My reading tells me that three years later, according to another decision, some members of a notorious drug gang left a donair shop in Surrey, B.C. A high-speed police chase ensued, which ended with gunplay, a man shot, and a police officer charged with careless use of a firearm. (He was later acquitted.)

Sometimes though, the meal is right in the middle of things. In 2017 a spat between restaurateur Jack Khoury and Nabil Toulany’s firm, Billy Stick Food Ltd., over the quality of the Nova Scotia company’s donair meat “cones” ended up in small claims court.

Khoury, “who claims credentials second to none as a donair expert in this region,” alleged that Toulany’s cones tended to split apart while roasting. He wanted $1,566 for his trouble. The adjudicator told them to split the cost.

One of my favourite cases in the list touches on the origin story of the donair in these parts.

It’s found in a 2012 suit brought by Bechora and Najat Toulany against Mohammed and Amjad Al‑Tawil.

The Al-Tawils bought the Toulany pizza donair business in north-end Halifax. After that, they alleged, they discovered that parts of the business were in breach of zoning laws.

The enterprise soon failed. The Al-Tawils declined to pony up the unpaid balance of the purchase price. So they found themselves in court.

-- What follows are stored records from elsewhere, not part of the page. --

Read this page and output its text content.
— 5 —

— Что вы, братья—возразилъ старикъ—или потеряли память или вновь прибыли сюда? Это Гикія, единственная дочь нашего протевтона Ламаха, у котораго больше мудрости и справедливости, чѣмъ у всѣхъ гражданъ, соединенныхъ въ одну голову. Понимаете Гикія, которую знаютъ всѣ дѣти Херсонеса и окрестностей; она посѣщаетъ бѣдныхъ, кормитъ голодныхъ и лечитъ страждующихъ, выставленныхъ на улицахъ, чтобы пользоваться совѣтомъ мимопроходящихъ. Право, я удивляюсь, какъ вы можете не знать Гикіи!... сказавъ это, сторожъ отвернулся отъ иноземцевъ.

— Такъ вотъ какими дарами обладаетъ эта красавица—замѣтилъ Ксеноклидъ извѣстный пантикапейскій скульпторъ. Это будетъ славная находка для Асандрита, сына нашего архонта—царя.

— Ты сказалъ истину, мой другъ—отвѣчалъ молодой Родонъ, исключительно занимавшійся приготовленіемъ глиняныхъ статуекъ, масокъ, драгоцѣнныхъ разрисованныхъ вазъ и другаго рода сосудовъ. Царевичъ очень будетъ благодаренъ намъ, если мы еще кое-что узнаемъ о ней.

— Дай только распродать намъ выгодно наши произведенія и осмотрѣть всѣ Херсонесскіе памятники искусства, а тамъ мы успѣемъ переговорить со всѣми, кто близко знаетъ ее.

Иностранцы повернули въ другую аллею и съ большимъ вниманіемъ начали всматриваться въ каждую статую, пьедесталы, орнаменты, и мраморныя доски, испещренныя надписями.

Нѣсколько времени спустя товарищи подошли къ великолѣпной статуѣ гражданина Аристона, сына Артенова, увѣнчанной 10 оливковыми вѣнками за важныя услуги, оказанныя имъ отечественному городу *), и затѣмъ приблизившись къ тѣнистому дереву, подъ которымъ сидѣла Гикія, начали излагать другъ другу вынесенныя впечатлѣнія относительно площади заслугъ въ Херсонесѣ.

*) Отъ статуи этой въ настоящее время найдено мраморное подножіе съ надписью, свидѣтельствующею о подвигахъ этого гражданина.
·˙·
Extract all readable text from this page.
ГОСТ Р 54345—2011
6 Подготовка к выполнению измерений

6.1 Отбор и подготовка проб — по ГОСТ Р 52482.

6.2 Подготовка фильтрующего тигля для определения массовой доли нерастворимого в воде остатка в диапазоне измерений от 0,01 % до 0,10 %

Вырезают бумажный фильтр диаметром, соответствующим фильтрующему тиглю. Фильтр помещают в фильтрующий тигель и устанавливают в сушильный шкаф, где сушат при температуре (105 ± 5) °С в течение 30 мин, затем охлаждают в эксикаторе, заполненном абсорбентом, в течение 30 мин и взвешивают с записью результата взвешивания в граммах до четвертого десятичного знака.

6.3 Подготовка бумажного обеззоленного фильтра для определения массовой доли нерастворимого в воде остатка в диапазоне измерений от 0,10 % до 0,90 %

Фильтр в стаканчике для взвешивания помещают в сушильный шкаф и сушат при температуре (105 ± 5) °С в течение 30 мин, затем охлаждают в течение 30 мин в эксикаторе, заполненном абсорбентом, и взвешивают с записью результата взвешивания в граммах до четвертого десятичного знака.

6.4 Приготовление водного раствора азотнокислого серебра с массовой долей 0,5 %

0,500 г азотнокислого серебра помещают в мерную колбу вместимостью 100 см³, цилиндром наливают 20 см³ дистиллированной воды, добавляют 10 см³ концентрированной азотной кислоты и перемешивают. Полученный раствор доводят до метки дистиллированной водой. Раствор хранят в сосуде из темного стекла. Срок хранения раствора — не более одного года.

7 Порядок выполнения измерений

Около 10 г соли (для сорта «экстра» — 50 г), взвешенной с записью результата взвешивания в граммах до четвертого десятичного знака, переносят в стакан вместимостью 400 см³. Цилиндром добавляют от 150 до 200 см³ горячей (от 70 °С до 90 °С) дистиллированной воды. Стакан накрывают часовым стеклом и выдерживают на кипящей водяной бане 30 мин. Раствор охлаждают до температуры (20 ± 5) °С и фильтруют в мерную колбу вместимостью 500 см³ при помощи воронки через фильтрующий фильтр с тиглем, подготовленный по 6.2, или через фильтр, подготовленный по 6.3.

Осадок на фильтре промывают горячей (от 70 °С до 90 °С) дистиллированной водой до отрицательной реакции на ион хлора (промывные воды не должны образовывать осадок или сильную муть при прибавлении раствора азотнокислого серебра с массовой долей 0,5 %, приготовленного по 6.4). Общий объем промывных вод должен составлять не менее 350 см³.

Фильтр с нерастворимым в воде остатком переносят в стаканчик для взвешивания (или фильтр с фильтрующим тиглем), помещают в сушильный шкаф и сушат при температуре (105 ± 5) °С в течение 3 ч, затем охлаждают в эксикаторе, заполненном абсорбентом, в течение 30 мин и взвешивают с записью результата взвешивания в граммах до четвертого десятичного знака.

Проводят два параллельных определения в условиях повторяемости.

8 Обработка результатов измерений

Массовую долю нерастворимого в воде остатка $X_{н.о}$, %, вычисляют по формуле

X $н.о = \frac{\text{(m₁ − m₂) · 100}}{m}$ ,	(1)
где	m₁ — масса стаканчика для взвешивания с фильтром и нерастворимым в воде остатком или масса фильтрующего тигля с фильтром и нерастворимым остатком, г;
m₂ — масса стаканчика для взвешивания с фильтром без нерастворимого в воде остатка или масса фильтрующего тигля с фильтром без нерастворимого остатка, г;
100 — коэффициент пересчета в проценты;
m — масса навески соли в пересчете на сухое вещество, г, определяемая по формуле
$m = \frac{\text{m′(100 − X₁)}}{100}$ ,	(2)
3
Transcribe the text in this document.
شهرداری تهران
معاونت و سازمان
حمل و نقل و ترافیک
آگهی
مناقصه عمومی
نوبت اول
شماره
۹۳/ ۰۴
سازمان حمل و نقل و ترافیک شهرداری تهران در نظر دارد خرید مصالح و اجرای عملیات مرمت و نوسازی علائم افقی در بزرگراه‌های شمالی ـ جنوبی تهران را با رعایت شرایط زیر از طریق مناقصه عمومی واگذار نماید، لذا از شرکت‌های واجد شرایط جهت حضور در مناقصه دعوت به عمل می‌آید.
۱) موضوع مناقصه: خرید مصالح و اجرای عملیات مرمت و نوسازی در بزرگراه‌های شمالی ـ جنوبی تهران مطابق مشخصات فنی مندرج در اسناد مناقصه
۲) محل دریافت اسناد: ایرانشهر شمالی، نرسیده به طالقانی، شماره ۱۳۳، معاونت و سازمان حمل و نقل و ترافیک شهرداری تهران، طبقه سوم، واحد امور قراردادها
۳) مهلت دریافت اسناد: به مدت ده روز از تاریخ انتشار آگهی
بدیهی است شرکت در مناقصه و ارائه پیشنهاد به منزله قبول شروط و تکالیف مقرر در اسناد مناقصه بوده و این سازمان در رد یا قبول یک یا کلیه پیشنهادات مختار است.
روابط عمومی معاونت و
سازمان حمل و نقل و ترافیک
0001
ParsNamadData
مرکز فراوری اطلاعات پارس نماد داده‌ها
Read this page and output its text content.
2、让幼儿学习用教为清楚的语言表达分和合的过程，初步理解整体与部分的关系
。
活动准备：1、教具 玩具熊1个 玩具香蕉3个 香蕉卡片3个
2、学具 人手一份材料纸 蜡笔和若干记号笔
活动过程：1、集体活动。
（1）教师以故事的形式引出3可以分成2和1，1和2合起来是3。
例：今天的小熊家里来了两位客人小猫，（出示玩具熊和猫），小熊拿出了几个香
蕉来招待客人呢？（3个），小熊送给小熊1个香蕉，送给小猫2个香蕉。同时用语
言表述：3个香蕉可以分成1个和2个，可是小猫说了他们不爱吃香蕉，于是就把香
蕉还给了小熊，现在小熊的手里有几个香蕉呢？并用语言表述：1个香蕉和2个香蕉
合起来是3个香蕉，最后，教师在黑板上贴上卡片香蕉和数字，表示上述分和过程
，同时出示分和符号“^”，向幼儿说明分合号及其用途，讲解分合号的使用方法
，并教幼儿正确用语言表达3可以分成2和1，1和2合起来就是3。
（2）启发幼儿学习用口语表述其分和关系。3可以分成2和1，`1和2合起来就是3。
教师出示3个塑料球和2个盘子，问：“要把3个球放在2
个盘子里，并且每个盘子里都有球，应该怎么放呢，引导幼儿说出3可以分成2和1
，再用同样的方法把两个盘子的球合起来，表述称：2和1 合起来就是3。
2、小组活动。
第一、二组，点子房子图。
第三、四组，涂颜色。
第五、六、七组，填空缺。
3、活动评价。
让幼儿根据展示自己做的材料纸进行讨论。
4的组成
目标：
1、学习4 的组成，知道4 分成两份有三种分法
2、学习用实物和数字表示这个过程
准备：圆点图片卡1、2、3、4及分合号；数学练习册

The background in the judgement is what intrigues me. In 1973 — at right about the time that the donair, which so closely resembles the Greek gyro, was being born in these parts — a young Bechora Toulany moved from Lebanon to Halifax.

Two years later he opened a corner grocery store at 5553 Duffus St. selling groceries and his own meat, which he also sold wholesale to restaurants.

According to the decision “in cutting the meat he learned that the better cuts were popular, but his customers did not readily purchase the poorer cuts. He saw an opportunity in chopping and grinding the cheaper cuts to make donair meat.”

I know enough about Halifax culinary history to understand that from that humble beginning came Bash Toulaney’s fabled donair, which I have enjoyed frequently over the years.

I just needed a colleague with a keen eye to let me know that information is right there, in those fun court documents.